En 1928, ce petit théâtre bonbonnière, édifié en 1898 par Édouard Niermans et emblématique du paysage culturel [1] de la capitale, fait peau neuve à la demande d’Armand Berthez (alors directeur du théâtre des Variétés) afin de doubler sa capacité d’accueil et se mettre au goût du jour. Le chantier est confié aux architectes Paul Farge et Georges-Henri Pingusson. Tous deux n’en sont pas à leur coup d’essai en matière d’architecture du spectacle. Le premier s’est déjà forgé une certaine renommée en réalisant l’Empire et les Folies-Wagram, music-halls réputés de la scène parisienne. Quant à Pingusson, il s’est illustré un an auparavant en érigeant, en collaboration avec Paul Furiet, le théâtre-cinéma Le Colisée à Nîmes.

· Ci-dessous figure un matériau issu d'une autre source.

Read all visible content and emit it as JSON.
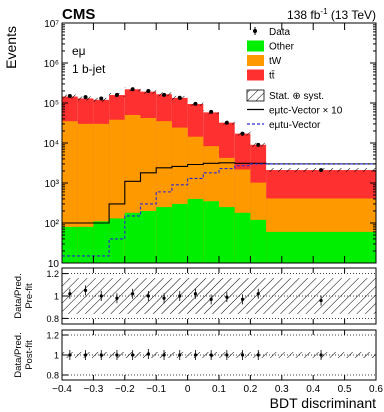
{
  "chart_data": {
    "type": "bar",
    "header": {
      "experiment": "CMS",
      "lumi": "138 fb",
      "lumi_sup": "-1",
      "lumi_tail": " (13 TeV)"
    },
    "channel": [
      "eμ",
      "1 b-jet"
    ],
    "xlabel": "BDT discriminant",
    "ylabel": "Events",
    "x_ticks": [
      "−0.4",
      "−0.3",
      "−0.2",
      "−0.1",
      "0",
      "0.1",
      "0.2",
      "0.3",
      "0.4",
      "0.5",
      "0.6"
    ],
    "x_edges": [
      -0.4,
      -0.35,
      -0.3,
      -0.25,
      -0.2,
      -0.15,
      -0.1,
      -0.05,
      0,
      0.05,
      0.1,
      0.15,
      0.2,
      0.25,
      0.6
    ],
    "ylim_log": [
      10,
      10000000
    ],
    "y_ticks": [
      "10",
      "10²",
      "10³",
      "10⁴",
      "10⁵",
      "10⁶",
      "10⁷"
    ],
    "series": [
      {
        "name": "Other",
        "color": "#00ee00",
        "values": [
          80,
          80,
          110,
          130,
          180,
          200,
          250,
          300,
          400,
          350,
          250,
          180,
          120,
          60
        ]
      },
      {
        "name": "tW",
        "color": "#ff9900",
        "values": [
          35000,
          30000,
          30000,
          38000,
          50000,
          42000,
          35000,
          24000,
          14000,
          8000,
          4000,
          2000,
          900,
          350
        ]
      },
      {
        "name": "tt̄",
        "color": "#ff3030",
        "values": [
          110000,
          100000,
          90000,
          120000,
          170000,
          150000,
          130000,
          110000,
          80000,
          50000,
          28000,
          15000,
          8000,
          1700
        ]
      }
    ],
    "data": {
      "name": "Data",
      "values": [
        150000,
        140000,
        130000,
        160000,
        220000,
        200000,
        160000,
        135000,
        95000,
        60000,
        32000,
        17000,
        9000,
        2100
      ]
    },
    "signals": [
      {
        "name": "eμtc-Vector × 10",
        "style": "solid",
        "color": "#000000",
        "values": [
          100,
          100,
          100,
          300,
          1100,
          1800,
          2400,
          2600,
          2900,
          3100,
          3200,
          3100,
          3100,
          3000
        ]
      },
      {
        "name": "eμtu-Vector",
        "style": "dashed",
        "color": "#2a2ad4",
        "values": [
          15,
          15,
          15,
          40,
          150,
          300,
          600,
          900,
          1300,
          1800,
          2300,
          2700,
          3000,
          3000
        ]
      }
    ],
    "legend_extra": "Stat. ⊕ syst.",
    "ratio_prefit": {
      "ylabel": [
        "Data/Pred.",
        "Pre-fit"
      ],
      "y_ticks": [
        "0.8",
        "1",
        "1.2"
      ],
      "ylim": [
        0.75,
        1.25
      ],
      "values": [
        1.02,
        1.05,
        1.0,
        0.98,
        1.02,
        1.0,
        0.98,
        1.0,
        1.02,
        0.97,
        0.99,
        0.97,
        1.02,
        0.96
      ],
      "band": [
        0.16,
        0.16,
        0.16,
        0.16,
        0.16,
        0.16,
        0.16,
        0.16,
        0.16,
        0.16,
        0.16,
        0.16,
        0.16,
        0.16
      ]
    },
    "ratio_postfit": {
      "ylabel": [
        "Data/Pred.",
        "Post-fit"
      ],
      "y_ticks": [
        "0.8",
        "1",
        "1.2"
      ],
      "ylim": [
        0.75,
        1.25
      ],
      "values": [
        1.0,
        1.0,
        1.0,
        1.0,
        1.0,
        1.01,
        1.0,
        1.0,
        1.0,
        1.0,
        1.0,
        1.0,
        1.0,
        1.0
      ],
      "band": [
        0.03,
        0.03,
        0.03,
        0.03,
        0.03,
        0.03,
        0.03,
        0.03,
        0.03,
        0.03,
        0.03,
        0.03,
        0.03,
        0.03
      ]
    }
  }
}
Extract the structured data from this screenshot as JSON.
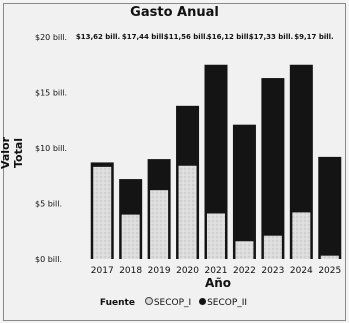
{
  "chart_data": {
    "type": "bar",
    "stacked": true,
    "title": "Gasto Anual",
    "xlabel": "Año",
    "ylabel": "Valor Total",
    "categories": [
      "2017",
      "2018",
      "2019",
      "2020",
      "2021",
      "2022",
      "2023",
      "2024",
      "2025"
    ],
    "series": [
      {
        "name": "SECOP_I",
        "color": "#d8d8d8",
        "values": [
          8.3,
          4.0,
          6.2,
          8.4,
          4.1,
          1.6,
          2.1,
          4.2,
          0.3
        ]
      },
      {
        "name": "SECOP_II",
        "color": "#141414",
        "values": [
          0.4,
          3.2,
          2.8,
          5.4,
          13.4,
          10.5,
          14.2,
          13.3,
          8.9
        ]
      }
    ],
    "ylim": [
      0,
      20
    ],
    "yticks": [
      {
        "value": 0,
        "label": "$0 bill."
      },
      {
        "value": 5,
        "label": "$5 bill."
      },
      {
        "value": 10,
        "label": "$10 bill."
      },
      {
        "value": 15,
        "label": "$15 bill."
      },
      {
        "value": 20,
        "label": "$20 bill."
      }
    ],
    "top_labels": [
      "$13,62 bill.",
      "$17,44 bill.",
      "$11,56 bill.",
      "$16,12 bill.",
      "$17,33 bill.",
      "$9,17 bill."
    ],
    "legend": {
      "title": "Fuente",
      "position": "bottom"
    },
    "grid": false
  }
}
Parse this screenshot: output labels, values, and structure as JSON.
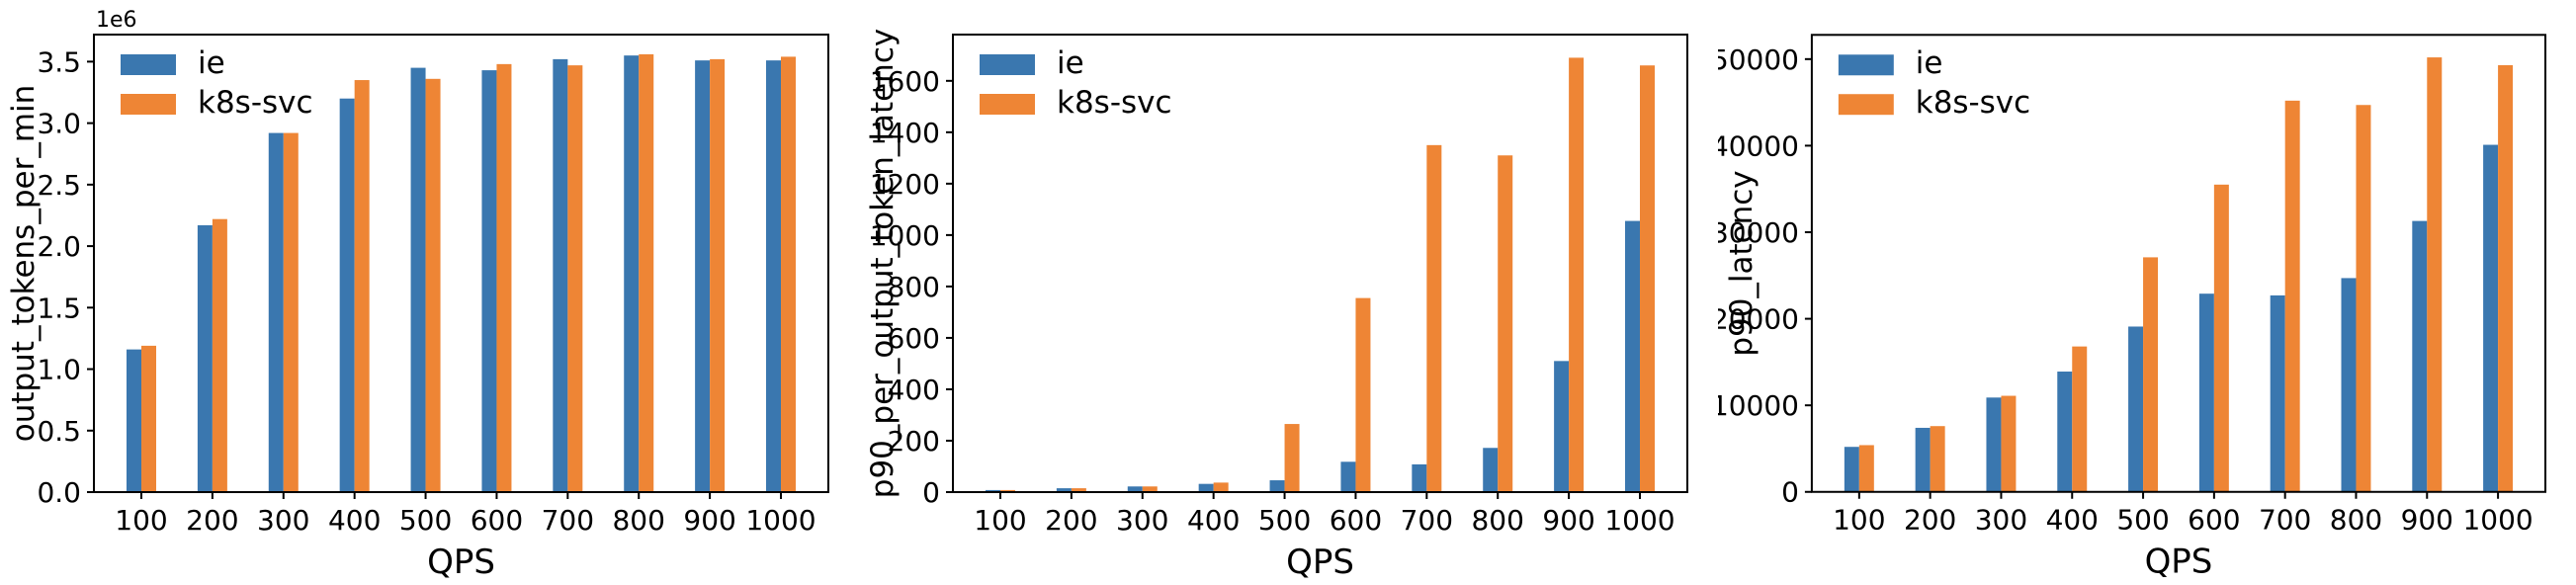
{
  "figure": {
    "background": "#ffffff",
    "axis_color": "#000000",
    "series_colors": {
      "ie": "#3a77af",
      "k8s-svc": "#ee8535"
    },
    "legend": {
      "position": "upper-left",
      "entries": [
        {
          "label": "ie",
          "color": "#3a77af"
        },
        {
          "label": "k8s-svc",
          "color": "#ee8535"
        }
      ]
    }
  },
  "chart_data": [
    {
      "type": "bar",
      "title": "",
      "xlabel": "QPS",
      "ylabel": "output_tokens_per_min",
      "offset_text": "1e6",
      "grid": false,
      "legend_position": "upper left",
      "categories": [
        100,
        200,
        300,
        400,
        500,
        600,
        700,
        800,
        900,
        1000
      ],
      "series": [
        {
          "name": "ie",
          "color": "#3a77af",
          "values": [
            1160000,
            2170000,
            2920000,
            3200000,
            3450000,
            3430000,
            3520000,
            3550000,
            3510000,
            3510000
          ]
        },
        {
          "name": "k8s-svc",
          "color": "#ee8535",
          "values": [
            1190000,
            2220000,
            2920000,
            3350000,
            3360000,
            3480000,
            3470000,
            3560000,
            3520000,
            3540000
          ]
        }
      ],
      "ylim": [
        0,
        3720000
      ],
      "yticks": {
        "values": [
          0,
          500000,
          1000000,
          1500000,
          2000000,
          2500000,
          3000000,
          3500000
        ],
        "labels": [
          "0.0",
          "0.5",
          "1.0",
          "1.5",
          "2.0",
          "2.5",
          "3.0",
          "3.5"
        ]
      }
    },
    {
      "type": "bar",
      "title": "",
      "xlabel": "QPS",
      "ylabel": "p90_per_output_token_latency",
      "offset_text": "",
      "grid": false,
      "legend_position": "upper left",
      "categories": [
        100,
        200,
        300,
        400,
        500,
        600,
        700,
        800,
        900,
        1000
      ],
      "series": [
        {
          "name": "ie",
          "color": "#3a77af",
          "values": [
            8,
            15,
            22,
            32,
            46,
            118,
            108,
            172,
            510,
            1055
          ]
        },
        {
          "name": "k8s-svc",
          "color": "#ee8535",
          "values": [
            8,
            15,
            22,
            37,
            265,
            755,
            1350,
            1310,
            1690,
            1660
          ]
        }
      ],
      "ylim": [
        0,
        1780
      ],
      "yticks": {
        "values": [
          0,
          200,
          400,
          600,
          800,
          1000,
          1200,
          1400,
          1600
        ],
        "labels": [
          "0",
          "200",
          "400",
          "600",
          "800",
          "1000",
          "1200",
          "1400",
          "1600"
        ]
      }
    },
    {
      "type": "bar",
      "title": "",
      "xlabel": "QPS",
      "ylabel": "p90_latency",
      "offset_text": "",
      "grid": false,
      "legend_position": "upper left",
      "categories": [
        100,
        200,
        300,
        400,
        500,
        600,
        700,
        800,
        900,
        1000
      ],
      "series": [
        {
          "name": "ie",
          "color": "#3a77af",
          "values": [
            5200,
            7400,
            10900,
            13900,
            19100,
            22900,
            22700,
            24700,
            31300,
            40100
          ]
        },
        {
          "name": "k8s-svc",
          "color": "#ee8535",
          "values": [
            5400,
            7600,
            11100,
            16800,
            27100,
            35500,
            45200,
            44700,
            50200,
            49300
          ]
        }
      ],
      "ylim": [
        0,
        52800
      ],
      "yticks": {
        "values": [
          0,
          10000,
          20000,
          30000,
          40000,
          50000
        ],
        "labels": [
          "0",
          "10000",
          "20000",
          "30000",
          "40000",
          "50000"
        ]
      }
    }
  ]
}
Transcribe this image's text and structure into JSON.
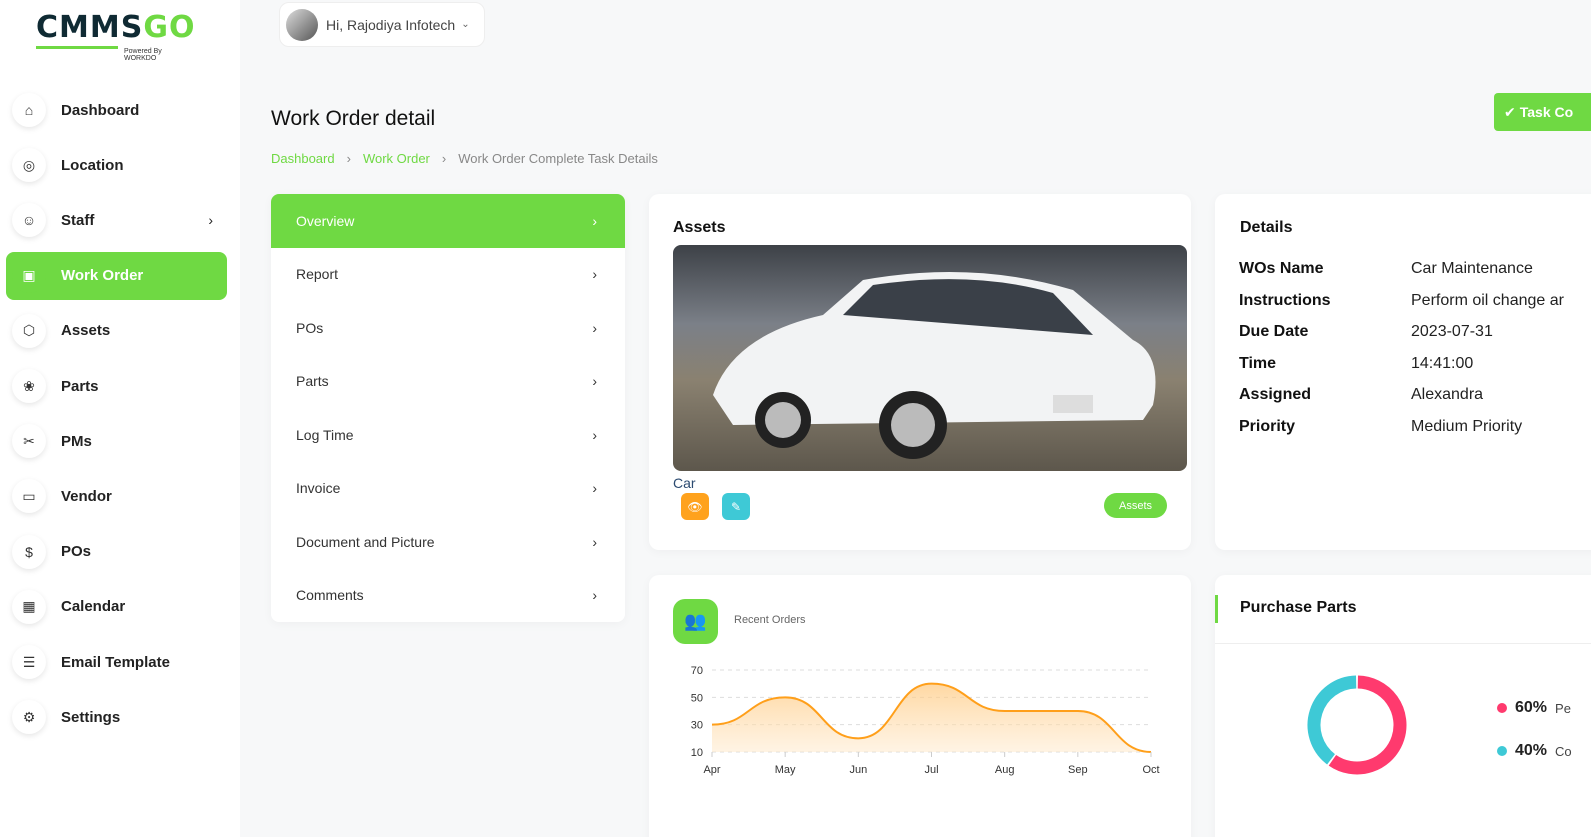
{
  "brand": {
    "name_a": "CMMS",
    "name_b": "GO",
    "powered": "Powered By WORKDO"
  },
  "user": {
    "greeting": "Hi, Rajodiya Infotech"
  },
  "sidebar": {
    "items": [
      {
        "label": "Dashboard",
        "icon": "home-icon"
      },
      {
        "label": "Location",
        "icon": "location-icon"
      },
      {
        "label": "Staff",
        "icon": "users-icon",
        "has_submenu": true
      },
      {
        "label": "Work Order",
        "icon": "clipboard-icon",
        "active": true
      },
      {
        "label": "Assets",
        "icon": "box-icon"
      },
      {
        "label": "Parts",
        "icon": "parts-icon"
      },
      {
        "label": "PMs",
        "icon": "tools-icon"
      },
      {
        "label": "Vendor",
        "icon": "card-icon"
      },
      {
        "label": "POs",
        "icon": "dollar-icon"
      },
      {
        "label": "Calendar",
        "icon": "calendar-icon"
      },
      {
        "label": "Email Template",
        "icon": "template-icon"
      },
      {
        "label": "Settings",
        "icon": "gear-icon"
      }
    ]
  },
  "page": {
    "title": "Work Order detail",
    "task_button": "Task Co",
    "breadcrumb": [
      "Dashboard",
      "Work Order",
      "Work Order Complete Task Details"
    ]
  },
  "menu": {
    "items": [
      "Overview",
      "Report",
      "POs",
      "Parts",
      "Log Time",
      "Invoice",
      "Document and Picture",
      "Comments"
    ],
    "active": "Overview"
  },
  "assets": {
    "title": "Assets",
    "caption": "Car",
    "button": "Assets"
  },
  "details": {
    "title": "Details",
    "rows": [
      {
        "k": "WOs Name",
        "v": "Car Maintenance"
      },
      {
        "k": "Instructions",
        "v": "Perform oil change ar"
      },
      {
        "k": "Due Date",
        "v": "2023-07-31"
      },
      {
        "k": "Time",
        "v": "14:41:00"
      },
      {
        "k": "Assigned",
        "v": "Alexandra"
      },
      {
        "k": "Priority",
        "v": "Medium Priority"
      }
    ]
  },
  "chart_data": [
    {
      "type": "area",
      "title": "Recent Orders",
      "categories": [
        "Apr",
        "May",
        "Jun",
        "Jul",
        "Aug",
        "Sep",
        "Oct"
      ],
      "values": [
        30,
        50,
        20,
        60,
        40,
        40,
        10
      ],
      "yticks": [
        10,
        30,
        50,
        70
      ],
      "ylim": [
        10,
        70
      ],
      "grid": true,
      "color": "#ff9f1a"
    },
    {
      "type": "pie",
      "title": "Purchase Parts",
      "donut": true,
      "series": [
        {
          "label": "Pe",
          "value": 60,
          "display": "60%",
          "color": "#ff3a6e"
        },
        {
          "label": "Co",
          "value": 40,
          "display": "40%",
          "color": "#3ec9d6"
        }
      ]
    }
  ],
  "colors": {
    "accent": "#6fd943",
    "orange": "#ffa21d",
    "cyan": "#3ec9d6"
  }
}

La rénovation du théâtre des Capucines doit accroitre l’espace disponible pour procéder à l’aménagement d’un balcon et d’une ouverture de scène plus large. Ce défi est résolu par le percement du plafond qui permet de gagner de la hauteur [2], d’aménager une fosse d’orchestre et de compléter l’ensemble par un balcon à gradins [3]. La salle reçoit un équipement moderne et la scène une machinerie jusqu’alors inexistante. Pingusson est chargé des décors et de la mise en place de l’éclairage. Ses échanges avec les établissements Clémançon [4] constituent ici les seuls témoignages de sa contribution, nous renseignant sur certains détails. Le décor du plafond est constitué de « gravures faites en creux [éclairées] sur les trois faces du périmètre de la coupole, de rampes de projecteurs [qui offrent] une lumière suffisante et régulière ». Il est aussi mentionné l’installation de « cinq projecteurs » sous le fronton de scène, bien visibles aujourd’hui encore.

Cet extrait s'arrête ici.